View from a small hill in the "town" of Nos, which is 20 miles to the SE of Santiago. This photo also shows what the "Valley of the Mapocho" (aka Santaigo) must a have looked like 500 years ago.
Q: How does a noisy, big and polluted city of 5 million people disappear?!
A: All you need is a little rain and wind. When you can see the Andes that surround it, the city almost literally vanishes. From the vantage point within the city the Andes are impressive, but not overwhelming. After all Santiago is a BIG city. Step away from the city and you realize how insignificant man's work really is compared to nature. Litterally and ant standing next to an elephant.
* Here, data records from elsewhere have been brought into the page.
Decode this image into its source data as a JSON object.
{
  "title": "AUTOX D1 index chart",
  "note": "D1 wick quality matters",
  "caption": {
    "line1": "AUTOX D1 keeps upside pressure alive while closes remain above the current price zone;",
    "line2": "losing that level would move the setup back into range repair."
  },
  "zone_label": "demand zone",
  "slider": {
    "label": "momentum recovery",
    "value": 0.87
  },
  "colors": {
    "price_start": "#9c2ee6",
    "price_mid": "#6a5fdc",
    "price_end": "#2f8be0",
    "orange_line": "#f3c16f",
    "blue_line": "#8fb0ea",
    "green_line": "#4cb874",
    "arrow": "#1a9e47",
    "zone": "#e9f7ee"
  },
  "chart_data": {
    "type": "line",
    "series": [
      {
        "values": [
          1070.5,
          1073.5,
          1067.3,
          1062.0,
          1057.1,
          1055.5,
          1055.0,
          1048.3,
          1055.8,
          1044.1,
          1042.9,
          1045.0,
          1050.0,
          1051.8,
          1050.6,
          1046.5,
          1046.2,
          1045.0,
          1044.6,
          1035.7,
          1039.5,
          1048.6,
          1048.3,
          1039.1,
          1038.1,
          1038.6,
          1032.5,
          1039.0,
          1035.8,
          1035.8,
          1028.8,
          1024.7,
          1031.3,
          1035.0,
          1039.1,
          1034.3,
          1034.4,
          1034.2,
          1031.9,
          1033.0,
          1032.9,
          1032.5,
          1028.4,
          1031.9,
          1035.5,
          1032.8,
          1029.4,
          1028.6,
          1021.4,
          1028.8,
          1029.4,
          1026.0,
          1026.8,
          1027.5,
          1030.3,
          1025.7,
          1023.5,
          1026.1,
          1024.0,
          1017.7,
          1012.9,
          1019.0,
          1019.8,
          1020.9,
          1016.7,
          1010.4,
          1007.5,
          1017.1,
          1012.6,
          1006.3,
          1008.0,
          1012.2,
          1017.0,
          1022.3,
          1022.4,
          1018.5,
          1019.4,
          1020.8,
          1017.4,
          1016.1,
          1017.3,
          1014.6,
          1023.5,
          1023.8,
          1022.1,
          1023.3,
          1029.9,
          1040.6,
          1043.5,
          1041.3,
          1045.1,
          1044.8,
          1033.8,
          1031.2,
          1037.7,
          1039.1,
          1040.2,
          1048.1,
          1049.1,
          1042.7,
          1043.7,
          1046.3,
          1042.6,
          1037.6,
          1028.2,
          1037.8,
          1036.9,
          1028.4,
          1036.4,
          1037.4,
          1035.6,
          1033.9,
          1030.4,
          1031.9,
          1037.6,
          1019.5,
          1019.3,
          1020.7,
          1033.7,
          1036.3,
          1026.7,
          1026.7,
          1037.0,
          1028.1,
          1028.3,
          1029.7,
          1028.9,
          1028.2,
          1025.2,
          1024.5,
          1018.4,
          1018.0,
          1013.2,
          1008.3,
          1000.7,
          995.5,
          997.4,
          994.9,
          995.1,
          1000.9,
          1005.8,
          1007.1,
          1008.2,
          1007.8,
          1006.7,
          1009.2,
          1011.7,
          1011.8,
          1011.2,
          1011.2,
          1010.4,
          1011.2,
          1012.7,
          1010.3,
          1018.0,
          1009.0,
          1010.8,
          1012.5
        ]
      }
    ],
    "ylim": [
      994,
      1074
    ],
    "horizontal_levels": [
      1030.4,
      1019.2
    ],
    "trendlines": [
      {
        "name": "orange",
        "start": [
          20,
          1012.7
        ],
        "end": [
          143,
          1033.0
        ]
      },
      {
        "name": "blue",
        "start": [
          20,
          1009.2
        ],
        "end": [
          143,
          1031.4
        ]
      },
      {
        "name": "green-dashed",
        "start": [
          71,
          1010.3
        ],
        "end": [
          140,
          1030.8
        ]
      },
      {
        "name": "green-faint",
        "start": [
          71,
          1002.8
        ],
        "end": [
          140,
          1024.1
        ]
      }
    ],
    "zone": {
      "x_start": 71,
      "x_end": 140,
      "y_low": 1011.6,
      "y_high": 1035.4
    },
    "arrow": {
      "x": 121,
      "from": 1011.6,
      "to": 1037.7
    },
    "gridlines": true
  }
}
For those of you that have never been there Santiago sits at and elevation of approximately 2,000 feet. The tallest buildings in the city are about 40 some stories tall (big, but not huge - it's a very seismic country). The lowest little dark hill on the lower left corner is Cerro San Cristobal, from where several photos in this gallery were taken. This little, but steep hill still almost in the center of Santiago and is only about 2,700 feet high. It is easily accessible by foot or car - but feels high when you are there though. The darker small mountain in the foreground - which when I was little thought, as many kids incorrectly do, was a volcano, is calle Cerro Manquehue. Much bigger and hard to get to climb is still only 5,000 feet tall and, for all intents and purposes almost in the city now. The snowed peaks in the background are still very close to the city and are probably in the neighborhood of 16,000 feet high. The tallest mountains are off the image to the right and top out at over 22,000 feet and are only about 25 miles from downtown Santiago.